Right, the goal isn’t chunks per se, the goal is to make “handles” that computers can grab in order to do something with the content.

Jeff Eaton:

And sufficiently smart computers with sufficiently consistent information might be perfectly fine doing the heavy lifting automatically, but that’s often error prone and inexact. Like using OCR on faxes as a substitute for sending the original document.

Karen McGrane:

Right. Most website problems are too small to merit an expensive, complex AI solution, unless you are operating at the scale of Google or Amazon, and even then it’s often wrong.

Jeff Eaton:

And! Even Google puts immense energy into convincing the world to use consistent semantic markup, via Schema.org and other initiatives.

Karen McGrane:

I’m glad we had this talk.

Jeff Eaton:

I am too. I’m still… so so on availability but I’m glad I ran “accessibility” by both of you, because I think the thing I’m talking about is definitely narrower, or at least a very restricted context.

Karen McGrane:

Yeah, I don’t love availability either.

Jeff Eaton:

Karen, the comment you made about “putting handles on the things you need to grab” is an excellent angle, because it’s clear that “handles, more handles, everything should be covered in handles” isn’t the point.

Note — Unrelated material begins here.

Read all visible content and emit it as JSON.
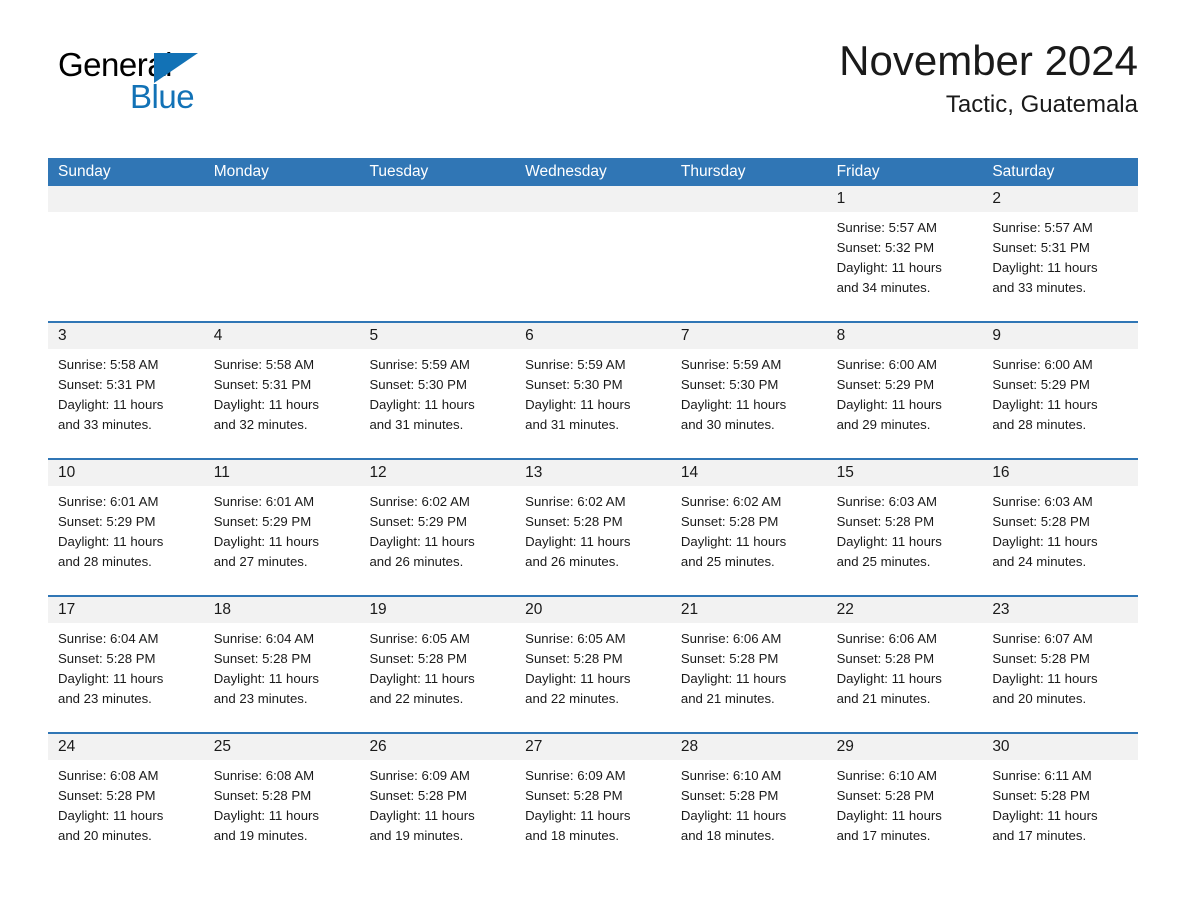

And Ethan, it was back a bit but I think “accessible… to what? to who?” is another key. Accessibility less as a binary, more as a suite of questions to ask yourself.

Ethan Marcotte:

Yes! I apologize for the self-link, but teasing digital accessibility out into “navigable” and “usable” was really very helpful to me, and I blogged about it a while ago: Accessibility is not a feature.

Jeff Eaton:

Never apologize fo the self-link. That navigable/usable distinction is really useful, thank you!

Ethan Marcotte:

Ah, thank you!